Rachel performing with her classmates

Wednesday mornings I ran an Aphasia Group. I wrote the Story Spine on a dry erase board, and I used a stack of emotion cards to elicit the narratives. I reminded the group to stay “Happy Healthy” and sure enough the narratives flowed.

A few weeks later I used the same story spine in a large cognitive group; the result was astounding! The people who I thought would struggle performed exceptionally well, each person taking a turn to add a piece. It was my folks with Right Hemisphere Disorder (RHD) and Executive Function (EF) problems that brought in responses out of left-field, who couldn’t tie it all together in the end. It was fascinating to see all the cognitive skills it takes to improvise and the subsequent therapeutic breakdowns.

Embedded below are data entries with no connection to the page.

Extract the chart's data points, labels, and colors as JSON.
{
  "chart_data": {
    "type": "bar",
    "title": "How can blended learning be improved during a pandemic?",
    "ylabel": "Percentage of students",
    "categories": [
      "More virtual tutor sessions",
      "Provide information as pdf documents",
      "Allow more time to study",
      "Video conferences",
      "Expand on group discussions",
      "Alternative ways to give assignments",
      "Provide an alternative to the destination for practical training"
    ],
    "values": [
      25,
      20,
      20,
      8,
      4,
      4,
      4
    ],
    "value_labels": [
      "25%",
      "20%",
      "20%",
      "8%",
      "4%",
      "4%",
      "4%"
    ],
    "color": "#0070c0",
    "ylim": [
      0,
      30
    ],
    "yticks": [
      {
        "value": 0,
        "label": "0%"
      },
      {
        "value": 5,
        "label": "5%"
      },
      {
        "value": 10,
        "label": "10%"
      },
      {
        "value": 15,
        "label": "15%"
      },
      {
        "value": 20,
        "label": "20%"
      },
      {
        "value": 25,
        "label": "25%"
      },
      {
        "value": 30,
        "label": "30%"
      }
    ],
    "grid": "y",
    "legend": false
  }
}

Then the biggest breakthrough of all. A young man at our facility had been initially placed in a more independent setting. He was younger than our average patient and was a sweeter, gentler kind of kid. He had been injured playing high school football and had suffered major damage to his short-term memory, comprehension of information, and was having a lot of difficulty putting the small pieces of the world together into one big picture. The world reset when he entered a new space, and to remember three words, he had to repeat them every minute for 20-30 minutes. If he walked away from those words, and I asked for them later, he would sincerely reply, “I’m sorry ma’am; I have no idea what you’re talking about.”

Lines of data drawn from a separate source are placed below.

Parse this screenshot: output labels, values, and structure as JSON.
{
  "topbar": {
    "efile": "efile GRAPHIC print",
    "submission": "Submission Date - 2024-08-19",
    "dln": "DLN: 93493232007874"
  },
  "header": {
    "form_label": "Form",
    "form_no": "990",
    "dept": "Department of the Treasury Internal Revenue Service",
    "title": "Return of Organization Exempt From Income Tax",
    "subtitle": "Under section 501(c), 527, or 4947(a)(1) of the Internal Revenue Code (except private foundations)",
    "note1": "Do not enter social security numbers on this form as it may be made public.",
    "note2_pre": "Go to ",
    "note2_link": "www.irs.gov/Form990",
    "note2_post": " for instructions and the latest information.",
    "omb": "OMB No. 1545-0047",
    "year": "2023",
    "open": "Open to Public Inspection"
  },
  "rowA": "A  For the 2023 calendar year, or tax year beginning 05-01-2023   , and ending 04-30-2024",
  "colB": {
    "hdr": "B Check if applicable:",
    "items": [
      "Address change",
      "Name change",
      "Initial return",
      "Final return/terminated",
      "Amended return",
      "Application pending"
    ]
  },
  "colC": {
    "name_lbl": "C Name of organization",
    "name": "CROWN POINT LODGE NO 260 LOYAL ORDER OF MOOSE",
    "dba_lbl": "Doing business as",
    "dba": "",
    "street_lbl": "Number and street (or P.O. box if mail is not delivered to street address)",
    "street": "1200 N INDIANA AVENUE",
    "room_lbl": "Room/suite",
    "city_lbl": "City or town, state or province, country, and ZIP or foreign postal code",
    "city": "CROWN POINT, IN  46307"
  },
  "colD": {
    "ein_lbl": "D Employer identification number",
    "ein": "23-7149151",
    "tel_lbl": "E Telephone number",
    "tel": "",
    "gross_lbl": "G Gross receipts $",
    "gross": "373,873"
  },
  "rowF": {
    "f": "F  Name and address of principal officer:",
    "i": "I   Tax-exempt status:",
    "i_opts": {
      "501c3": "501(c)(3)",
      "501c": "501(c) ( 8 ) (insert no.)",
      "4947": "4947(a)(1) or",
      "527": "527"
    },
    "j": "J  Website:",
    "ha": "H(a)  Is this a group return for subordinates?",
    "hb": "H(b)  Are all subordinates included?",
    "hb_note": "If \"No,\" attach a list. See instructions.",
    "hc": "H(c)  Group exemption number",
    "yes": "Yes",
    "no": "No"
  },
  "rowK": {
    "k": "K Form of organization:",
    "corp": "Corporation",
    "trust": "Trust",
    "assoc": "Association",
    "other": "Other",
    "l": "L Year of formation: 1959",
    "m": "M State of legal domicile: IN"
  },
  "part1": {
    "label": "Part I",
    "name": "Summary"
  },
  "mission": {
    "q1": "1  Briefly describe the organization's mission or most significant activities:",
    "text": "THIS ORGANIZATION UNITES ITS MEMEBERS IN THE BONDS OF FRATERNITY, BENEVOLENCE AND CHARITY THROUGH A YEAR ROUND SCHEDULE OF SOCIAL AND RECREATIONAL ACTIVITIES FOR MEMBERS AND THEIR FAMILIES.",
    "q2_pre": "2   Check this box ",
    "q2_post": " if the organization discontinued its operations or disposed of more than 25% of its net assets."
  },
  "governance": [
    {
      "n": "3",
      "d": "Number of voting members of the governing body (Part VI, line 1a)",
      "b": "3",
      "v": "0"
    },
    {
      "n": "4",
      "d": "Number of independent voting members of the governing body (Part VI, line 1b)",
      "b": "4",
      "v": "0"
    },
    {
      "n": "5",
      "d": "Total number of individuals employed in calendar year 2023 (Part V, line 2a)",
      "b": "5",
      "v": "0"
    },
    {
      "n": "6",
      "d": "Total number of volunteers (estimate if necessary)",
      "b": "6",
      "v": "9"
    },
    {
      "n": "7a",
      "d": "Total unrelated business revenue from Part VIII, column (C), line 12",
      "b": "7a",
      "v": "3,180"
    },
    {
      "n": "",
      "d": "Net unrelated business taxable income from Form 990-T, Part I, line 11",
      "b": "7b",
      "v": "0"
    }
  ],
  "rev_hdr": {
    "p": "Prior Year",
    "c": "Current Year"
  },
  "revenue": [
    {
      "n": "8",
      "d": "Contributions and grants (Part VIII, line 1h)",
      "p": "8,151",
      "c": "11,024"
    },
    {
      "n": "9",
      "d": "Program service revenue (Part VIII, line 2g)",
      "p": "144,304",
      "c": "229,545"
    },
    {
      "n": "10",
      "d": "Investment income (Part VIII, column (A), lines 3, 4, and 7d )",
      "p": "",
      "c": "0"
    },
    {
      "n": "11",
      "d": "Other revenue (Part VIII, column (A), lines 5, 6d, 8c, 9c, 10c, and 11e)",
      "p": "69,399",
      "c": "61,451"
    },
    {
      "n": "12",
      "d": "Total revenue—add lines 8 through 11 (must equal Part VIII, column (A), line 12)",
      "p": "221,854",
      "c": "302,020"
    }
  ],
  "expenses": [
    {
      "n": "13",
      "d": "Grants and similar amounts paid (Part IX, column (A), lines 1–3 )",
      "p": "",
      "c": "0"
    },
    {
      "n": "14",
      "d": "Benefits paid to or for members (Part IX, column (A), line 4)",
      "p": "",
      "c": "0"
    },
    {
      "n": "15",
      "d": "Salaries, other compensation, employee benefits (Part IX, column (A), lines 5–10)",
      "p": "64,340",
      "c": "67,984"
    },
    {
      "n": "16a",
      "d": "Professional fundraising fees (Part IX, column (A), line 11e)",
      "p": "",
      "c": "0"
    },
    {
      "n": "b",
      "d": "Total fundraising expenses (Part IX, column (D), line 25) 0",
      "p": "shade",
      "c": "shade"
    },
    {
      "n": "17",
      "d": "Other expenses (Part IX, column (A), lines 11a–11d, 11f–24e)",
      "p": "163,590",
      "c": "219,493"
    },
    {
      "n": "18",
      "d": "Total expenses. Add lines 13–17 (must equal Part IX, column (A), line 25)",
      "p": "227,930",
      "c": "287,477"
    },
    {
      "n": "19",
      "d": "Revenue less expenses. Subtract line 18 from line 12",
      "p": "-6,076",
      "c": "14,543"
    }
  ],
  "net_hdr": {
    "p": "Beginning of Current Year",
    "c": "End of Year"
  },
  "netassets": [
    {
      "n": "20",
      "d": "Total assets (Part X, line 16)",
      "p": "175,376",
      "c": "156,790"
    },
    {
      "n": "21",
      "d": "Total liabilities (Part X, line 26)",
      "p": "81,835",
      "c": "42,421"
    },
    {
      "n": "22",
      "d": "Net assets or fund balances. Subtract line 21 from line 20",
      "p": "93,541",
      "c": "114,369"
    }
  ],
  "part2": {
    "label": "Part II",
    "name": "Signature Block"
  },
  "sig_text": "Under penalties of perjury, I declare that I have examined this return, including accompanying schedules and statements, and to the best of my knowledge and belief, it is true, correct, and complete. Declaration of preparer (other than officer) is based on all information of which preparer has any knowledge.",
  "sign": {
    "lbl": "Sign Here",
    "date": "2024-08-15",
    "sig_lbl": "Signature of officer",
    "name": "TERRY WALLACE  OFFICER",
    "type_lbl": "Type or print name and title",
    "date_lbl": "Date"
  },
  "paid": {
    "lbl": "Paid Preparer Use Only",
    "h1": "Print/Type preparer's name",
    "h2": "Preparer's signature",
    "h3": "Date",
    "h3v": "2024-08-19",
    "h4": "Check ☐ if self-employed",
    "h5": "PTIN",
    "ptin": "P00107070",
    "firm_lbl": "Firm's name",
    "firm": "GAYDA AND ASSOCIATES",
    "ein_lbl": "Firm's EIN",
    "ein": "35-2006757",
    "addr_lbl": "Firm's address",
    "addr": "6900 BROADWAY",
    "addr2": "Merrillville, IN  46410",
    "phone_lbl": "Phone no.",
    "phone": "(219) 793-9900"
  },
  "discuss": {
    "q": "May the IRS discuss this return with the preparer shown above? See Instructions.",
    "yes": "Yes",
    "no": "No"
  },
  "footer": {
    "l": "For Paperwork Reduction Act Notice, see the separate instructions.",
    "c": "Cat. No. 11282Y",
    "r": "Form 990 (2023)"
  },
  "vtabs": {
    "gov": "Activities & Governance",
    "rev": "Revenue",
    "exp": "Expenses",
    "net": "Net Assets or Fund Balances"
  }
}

One Friday I decided we should play “Whoosh, Bang, Pow,” a game that challenges attention, shifting set (knowing when to apply certain rules at a specific time), and socially appropriate eye contact. It was hilarious and glorious at the same time. Our young friend had a hard time keeping up, but he would intermittently chuckle “I love you guys!”

Improv as Speech Therapy

Flash forward two weeks: our young friend has moved to a more supportive environment; he is beginning to remember which hallway his room is in, that he doesn’t have to be anxious about clocks. He is beginning to learn his therapists’ names and ask questions about his recovery.

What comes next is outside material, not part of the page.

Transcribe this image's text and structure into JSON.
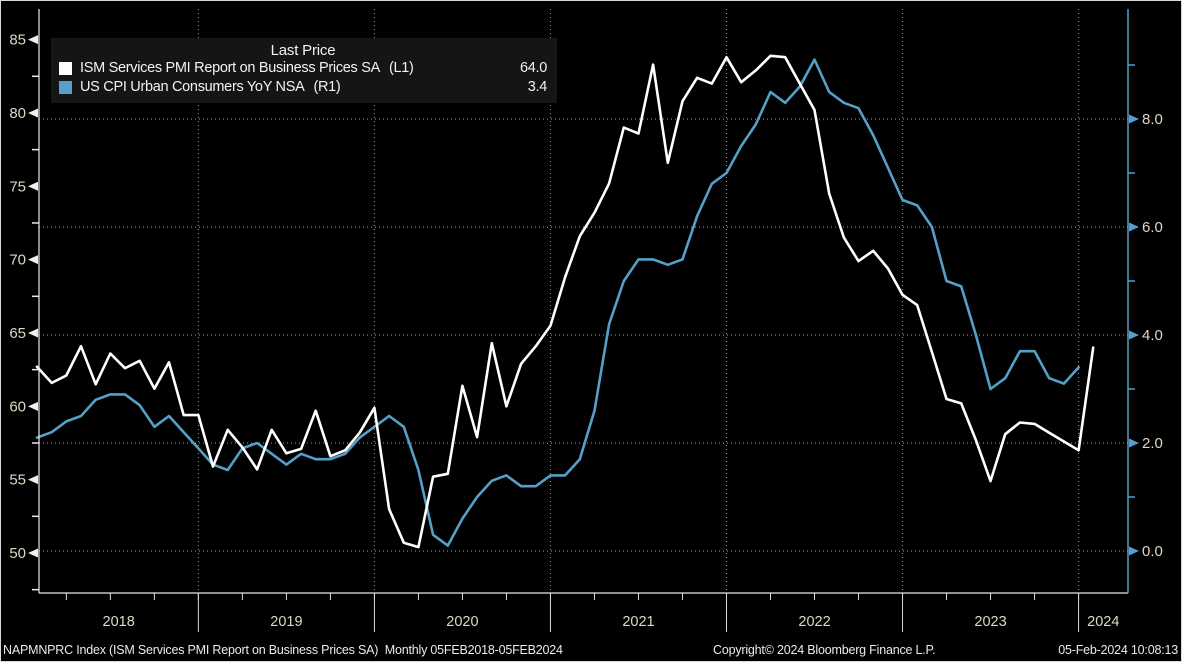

We were in Opening Group. I suggested we play “Whoosh Bang Pow” to get everyone motivated as Thursday sluggishness has taken a serious hold.
“I know that game!” He exclaimed. My eyebrows shot up. “Yes, you do know that game. You played it at the other campus… can you tell us the rules?”
“I’m sorry ma’am; I have no idea.”
“Well everyone will stand in a circle. We’ll start by passing a whoosh.”
“Whoosh!” His arms flew the left. I was shocked.
“What if I say ‘bang’?”
His arms crossed in front of his chest.
“And what’s last?”
“Pow!” and he threw a Pow across the room.
I was astonished. He had only been exposed to this game once before, in another setting, and he had recalled the details of the game with minimal prompts. Then it dawned on me. He was a football player. Whoosh Bang Pow was a pairing of verbal and kinesthetic movements. He was a “body learner,” and we now knew that he could retain novel information, store it in long-term memory, and shift set… this was an early indication about his recovery and prognosis and about which therapy methods would support his style of learning. It all started falling into place. New interventions, ways to help him learn how to safely finish high school, how to help him get his life back…

The lessons I learned from this series of events have stayed with me long in to the future. I started to embrace the power of play for both children AND adults, and I also realized how critically important it is to follow a strength-based therapeutic model. As a parent, I was radically driven by a desire to let my children be partners in play, not the director, which I’m not going to lie is a discipline that takes practice but is so incredibly rewarding. One of the aspects of the Learn With Less® philosophy and framework that instantly appealed to me is that not only is it a child-centered program, but it relies on the idea that you have everything you need already, that you can be both inspired and productive by “Being Obvious”, one of the hallmarks of improvisational theater. The need for toys and academic rigor in the early years could be more mentally crippling and overwhelming than simply using what I have and what I know to support my child. There is freedom in the “Yes, and…” of improv and it translates beautifully into the world tiny humans.